Quicklook is part of the new Finder, too. Clicking on the Quicklook eye icon will allow you to mark up and sign PDFs, rotate and crop images, and even trim audio and video files right in Quick Look—without launching an app.

Continuity Camera

This another really handy enhancement in Mojave. With Continuity Camera you can open your iOS device’s camera from your Mac, then immediately transfer the photo you took over to a document that you’re working on. For example, if you are working on a Pages document, and you need a photo of your dog, you can activate Continuity Camera, take the photo with your iPhone, then immediately see that photo pop up in the document on your Mac. Magic, right? Here’s how you do it for a photo, using a scanner is the same:

Open an editable document in an app like Pages or Keynote

Control-click, right-click, or two-finger-click on a space within the document where you want your phone to be located

Click Take Photo under the name of the iOS device you’ll use to take that photo

Take the pup’s photo using your iPhone or iPad

Tap Use Photo. Your photo will now appear in your document where you clicked.

Group FaceTime

With Group FaceTime, you can chat with up to 32 people simultaneously—more than ever before. New participants can be added at any time, and a call can include both audio and video callers. And users can join from any Apple device—iPhone, iPad, Mac, or Apple Watch. I haven’t given this a try yet but sounds pretty handy.

News, Home, Voice Memos and Stocks

iOS apps on the Mac! Oh no! I use all of these except Voice Memos daily on my iPhone or iPad. I especially like Apple News as it is a great way to catch up on what is important to me. Aside from the normal world and national news my news feed is full of Celtics and Cubs news.

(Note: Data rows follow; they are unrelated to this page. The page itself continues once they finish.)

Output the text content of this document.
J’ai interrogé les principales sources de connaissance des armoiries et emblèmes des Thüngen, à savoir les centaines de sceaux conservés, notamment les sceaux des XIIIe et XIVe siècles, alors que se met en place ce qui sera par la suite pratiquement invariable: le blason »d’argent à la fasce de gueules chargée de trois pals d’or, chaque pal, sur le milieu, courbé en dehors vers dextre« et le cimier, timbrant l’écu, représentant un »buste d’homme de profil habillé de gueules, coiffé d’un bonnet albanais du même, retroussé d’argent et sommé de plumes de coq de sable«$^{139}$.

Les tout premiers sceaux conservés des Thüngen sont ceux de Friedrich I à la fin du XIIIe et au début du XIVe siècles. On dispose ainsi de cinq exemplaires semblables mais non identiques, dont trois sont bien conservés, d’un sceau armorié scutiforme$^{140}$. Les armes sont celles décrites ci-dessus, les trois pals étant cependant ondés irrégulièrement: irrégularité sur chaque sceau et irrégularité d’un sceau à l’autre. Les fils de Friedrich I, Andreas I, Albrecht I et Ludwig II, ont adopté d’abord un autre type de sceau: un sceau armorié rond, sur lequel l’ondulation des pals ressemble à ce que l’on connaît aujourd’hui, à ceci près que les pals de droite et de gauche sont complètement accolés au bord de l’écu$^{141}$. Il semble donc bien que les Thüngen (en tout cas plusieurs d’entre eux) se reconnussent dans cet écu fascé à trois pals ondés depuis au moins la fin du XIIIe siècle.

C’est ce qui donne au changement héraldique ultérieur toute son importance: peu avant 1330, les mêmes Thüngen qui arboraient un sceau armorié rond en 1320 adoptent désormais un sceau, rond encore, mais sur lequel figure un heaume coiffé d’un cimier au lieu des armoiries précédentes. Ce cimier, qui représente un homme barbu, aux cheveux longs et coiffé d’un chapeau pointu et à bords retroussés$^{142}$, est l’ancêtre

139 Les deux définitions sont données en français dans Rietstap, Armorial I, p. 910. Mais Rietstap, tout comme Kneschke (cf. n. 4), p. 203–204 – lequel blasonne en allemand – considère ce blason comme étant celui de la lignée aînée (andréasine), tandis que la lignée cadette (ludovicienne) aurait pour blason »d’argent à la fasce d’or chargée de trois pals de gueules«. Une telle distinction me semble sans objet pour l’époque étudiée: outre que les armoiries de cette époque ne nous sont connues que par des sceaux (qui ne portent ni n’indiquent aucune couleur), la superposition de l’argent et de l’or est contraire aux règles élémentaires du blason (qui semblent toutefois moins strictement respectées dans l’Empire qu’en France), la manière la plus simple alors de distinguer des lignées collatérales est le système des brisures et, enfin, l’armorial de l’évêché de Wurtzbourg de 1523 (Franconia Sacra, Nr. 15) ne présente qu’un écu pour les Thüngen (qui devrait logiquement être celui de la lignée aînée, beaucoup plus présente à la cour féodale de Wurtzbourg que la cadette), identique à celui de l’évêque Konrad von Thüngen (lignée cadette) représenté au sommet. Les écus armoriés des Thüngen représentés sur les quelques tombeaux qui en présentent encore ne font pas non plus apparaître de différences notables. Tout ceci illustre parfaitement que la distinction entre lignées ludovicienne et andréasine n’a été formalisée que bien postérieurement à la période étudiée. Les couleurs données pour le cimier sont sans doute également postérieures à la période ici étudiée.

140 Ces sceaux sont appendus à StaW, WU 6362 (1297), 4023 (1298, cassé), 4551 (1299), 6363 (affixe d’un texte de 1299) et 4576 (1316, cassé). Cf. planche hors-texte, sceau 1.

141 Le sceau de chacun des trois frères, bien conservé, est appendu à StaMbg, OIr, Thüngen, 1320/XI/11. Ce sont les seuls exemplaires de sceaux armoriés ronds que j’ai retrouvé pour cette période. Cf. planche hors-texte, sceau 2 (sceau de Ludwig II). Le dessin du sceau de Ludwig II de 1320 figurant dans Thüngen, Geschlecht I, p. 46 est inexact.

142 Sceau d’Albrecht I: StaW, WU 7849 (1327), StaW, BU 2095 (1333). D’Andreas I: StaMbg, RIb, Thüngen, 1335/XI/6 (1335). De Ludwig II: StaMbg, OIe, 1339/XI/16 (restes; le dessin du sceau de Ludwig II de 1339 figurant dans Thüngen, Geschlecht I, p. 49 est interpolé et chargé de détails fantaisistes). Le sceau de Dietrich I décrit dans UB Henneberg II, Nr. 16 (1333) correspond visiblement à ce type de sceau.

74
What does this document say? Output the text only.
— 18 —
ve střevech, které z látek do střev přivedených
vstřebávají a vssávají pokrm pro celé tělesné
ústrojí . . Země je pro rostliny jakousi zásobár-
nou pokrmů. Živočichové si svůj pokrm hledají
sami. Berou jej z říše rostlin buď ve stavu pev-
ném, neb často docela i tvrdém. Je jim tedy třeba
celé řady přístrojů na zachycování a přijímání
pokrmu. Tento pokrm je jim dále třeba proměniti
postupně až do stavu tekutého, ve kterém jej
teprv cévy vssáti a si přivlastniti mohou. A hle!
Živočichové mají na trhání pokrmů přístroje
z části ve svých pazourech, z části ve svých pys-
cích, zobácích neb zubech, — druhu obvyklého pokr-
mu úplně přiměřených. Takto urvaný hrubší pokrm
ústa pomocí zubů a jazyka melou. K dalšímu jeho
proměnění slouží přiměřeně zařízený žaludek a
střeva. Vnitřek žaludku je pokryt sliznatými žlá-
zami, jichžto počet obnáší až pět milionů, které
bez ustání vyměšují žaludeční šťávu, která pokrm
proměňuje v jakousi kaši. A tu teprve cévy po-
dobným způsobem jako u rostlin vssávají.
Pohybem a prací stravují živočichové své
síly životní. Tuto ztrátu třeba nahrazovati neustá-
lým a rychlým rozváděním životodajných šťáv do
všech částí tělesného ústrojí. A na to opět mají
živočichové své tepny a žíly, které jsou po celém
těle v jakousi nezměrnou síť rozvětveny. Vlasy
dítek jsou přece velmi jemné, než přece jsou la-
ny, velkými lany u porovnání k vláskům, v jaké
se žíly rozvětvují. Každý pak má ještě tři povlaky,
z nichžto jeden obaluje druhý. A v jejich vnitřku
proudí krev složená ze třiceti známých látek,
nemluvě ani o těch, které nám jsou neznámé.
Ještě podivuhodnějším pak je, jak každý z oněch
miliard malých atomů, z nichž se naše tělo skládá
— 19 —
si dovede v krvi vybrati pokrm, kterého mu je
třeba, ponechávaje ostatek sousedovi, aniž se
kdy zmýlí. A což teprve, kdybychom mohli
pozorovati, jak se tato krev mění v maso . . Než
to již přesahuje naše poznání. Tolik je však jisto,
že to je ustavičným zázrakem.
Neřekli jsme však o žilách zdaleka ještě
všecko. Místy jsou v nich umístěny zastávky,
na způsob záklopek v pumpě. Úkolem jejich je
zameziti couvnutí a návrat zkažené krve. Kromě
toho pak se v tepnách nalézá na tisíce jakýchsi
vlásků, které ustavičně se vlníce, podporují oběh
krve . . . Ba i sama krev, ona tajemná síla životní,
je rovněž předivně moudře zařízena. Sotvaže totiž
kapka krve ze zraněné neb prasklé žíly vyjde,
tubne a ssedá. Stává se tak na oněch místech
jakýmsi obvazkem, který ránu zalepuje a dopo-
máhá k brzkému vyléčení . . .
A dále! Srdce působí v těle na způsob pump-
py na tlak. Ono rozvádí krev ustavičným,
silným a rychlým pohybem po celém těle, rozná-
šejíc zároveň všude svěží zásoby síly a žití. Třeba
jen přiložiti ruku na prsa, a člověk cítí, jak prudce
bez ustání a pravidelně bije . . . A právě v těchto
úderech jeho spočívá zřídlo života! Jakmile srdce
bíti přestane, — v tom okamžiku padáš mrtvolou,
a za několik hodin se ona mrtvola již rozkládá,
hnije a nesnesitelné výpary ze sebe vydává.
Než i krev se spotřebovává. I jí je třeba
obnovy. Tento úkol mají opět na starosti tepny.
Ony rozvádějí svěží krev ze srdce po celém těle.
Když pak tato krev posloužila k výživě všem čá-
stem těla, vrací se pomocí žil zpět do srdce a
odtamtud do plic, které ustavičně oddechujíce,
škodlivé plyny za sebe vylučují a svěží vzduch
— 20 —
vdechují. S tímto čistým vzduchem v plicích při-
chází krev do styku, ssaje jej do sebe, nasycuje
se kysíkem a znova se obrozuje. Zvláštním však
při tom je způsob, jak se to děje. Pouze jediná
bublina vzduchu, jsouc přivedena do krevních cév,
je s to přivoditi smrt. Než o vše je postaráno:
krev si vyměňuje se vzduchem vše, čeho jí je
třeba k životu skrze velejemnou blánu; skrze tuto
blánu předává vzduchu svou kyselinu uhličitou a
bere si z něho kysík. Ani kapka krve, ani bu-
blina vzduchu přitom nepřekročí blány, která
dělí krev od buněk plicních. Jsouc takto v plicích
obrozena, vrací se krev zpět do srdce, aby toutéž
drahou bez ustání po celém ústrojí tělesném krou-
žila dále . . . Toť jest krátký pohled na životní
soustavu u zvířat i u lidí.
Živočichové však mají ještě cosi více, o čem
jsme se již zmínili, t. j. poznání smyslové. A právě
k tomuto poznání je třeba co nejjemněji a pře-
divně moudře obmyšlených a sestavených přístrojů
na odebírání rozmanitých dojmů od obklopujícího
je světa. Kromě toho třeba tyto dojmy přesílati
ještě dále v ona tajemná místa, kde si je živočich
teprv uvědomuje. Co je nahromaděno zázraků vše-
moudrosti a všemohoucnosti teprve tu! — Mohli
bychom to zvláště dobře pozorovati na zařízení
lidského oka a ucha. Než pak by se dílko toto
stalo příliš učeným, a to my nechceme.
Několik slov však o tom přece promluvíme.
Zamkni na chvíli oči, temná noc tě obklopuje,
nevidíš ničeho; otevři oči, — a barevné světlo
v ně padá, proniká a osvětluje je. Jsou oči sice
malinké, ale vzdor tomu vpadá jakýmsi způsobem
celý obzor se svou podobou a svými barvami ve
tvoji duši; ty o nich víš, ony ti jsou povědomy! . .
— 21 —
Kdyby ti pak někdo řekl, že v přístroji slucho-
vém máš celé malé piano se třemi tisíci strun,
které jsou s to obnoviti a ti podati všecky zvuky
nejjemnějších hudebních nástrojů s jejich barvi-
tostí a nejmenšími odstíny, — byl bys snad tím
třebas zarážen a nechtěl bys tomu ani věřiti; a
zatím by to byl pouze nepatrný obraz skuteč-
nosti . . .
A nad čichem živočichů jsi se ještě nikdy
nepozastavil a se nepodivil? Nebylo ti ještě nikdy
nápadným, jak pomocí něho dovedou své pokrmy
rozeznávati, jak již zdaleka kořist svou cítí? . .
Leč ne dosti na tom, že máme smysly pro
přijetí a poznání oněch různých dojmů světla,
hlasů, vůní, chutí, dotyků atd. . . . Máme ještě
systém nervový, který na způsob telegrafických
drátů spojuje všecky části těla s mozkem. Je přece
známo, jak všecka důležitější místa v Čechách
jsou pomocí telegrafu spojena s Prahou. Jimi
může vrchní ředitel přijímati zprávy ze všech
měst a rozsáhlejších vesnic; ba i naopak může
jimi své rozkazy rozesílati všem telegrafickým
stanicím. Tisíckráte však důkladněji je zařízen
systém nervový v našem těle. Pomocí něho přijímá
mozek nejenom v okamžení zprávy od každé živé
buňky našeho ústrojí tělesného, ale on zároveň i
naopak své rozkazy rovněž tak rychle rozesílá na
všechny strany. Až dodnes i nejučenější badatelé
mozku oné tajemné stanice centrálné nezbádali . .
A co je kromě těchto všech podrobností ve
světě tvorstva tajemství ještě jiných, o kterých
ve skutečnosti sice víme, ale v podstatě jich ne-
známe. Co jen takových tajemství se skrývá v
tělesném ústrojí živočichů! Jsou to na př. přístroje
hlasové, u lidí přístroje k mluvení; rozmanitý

We use our iPhones and iPads to turn on and off our lights, adjust our thermostat and lock the doors. It has always been a bit weird that you couldn’t do that from the Mac – well, now you can and it works great!

This is just the start of iOS apps that may find their way onto the Mac and I think that is a good thing.

We will cover more of the new features in Mac OS 10.14 Mojave as we discover them! The public beta is out now but as I said it is not for the squeamish – some things may not work the way you want them to, some things will not work at all and even though you might like being a pioneer you might also regret heading down that path before all the bugs are squashed.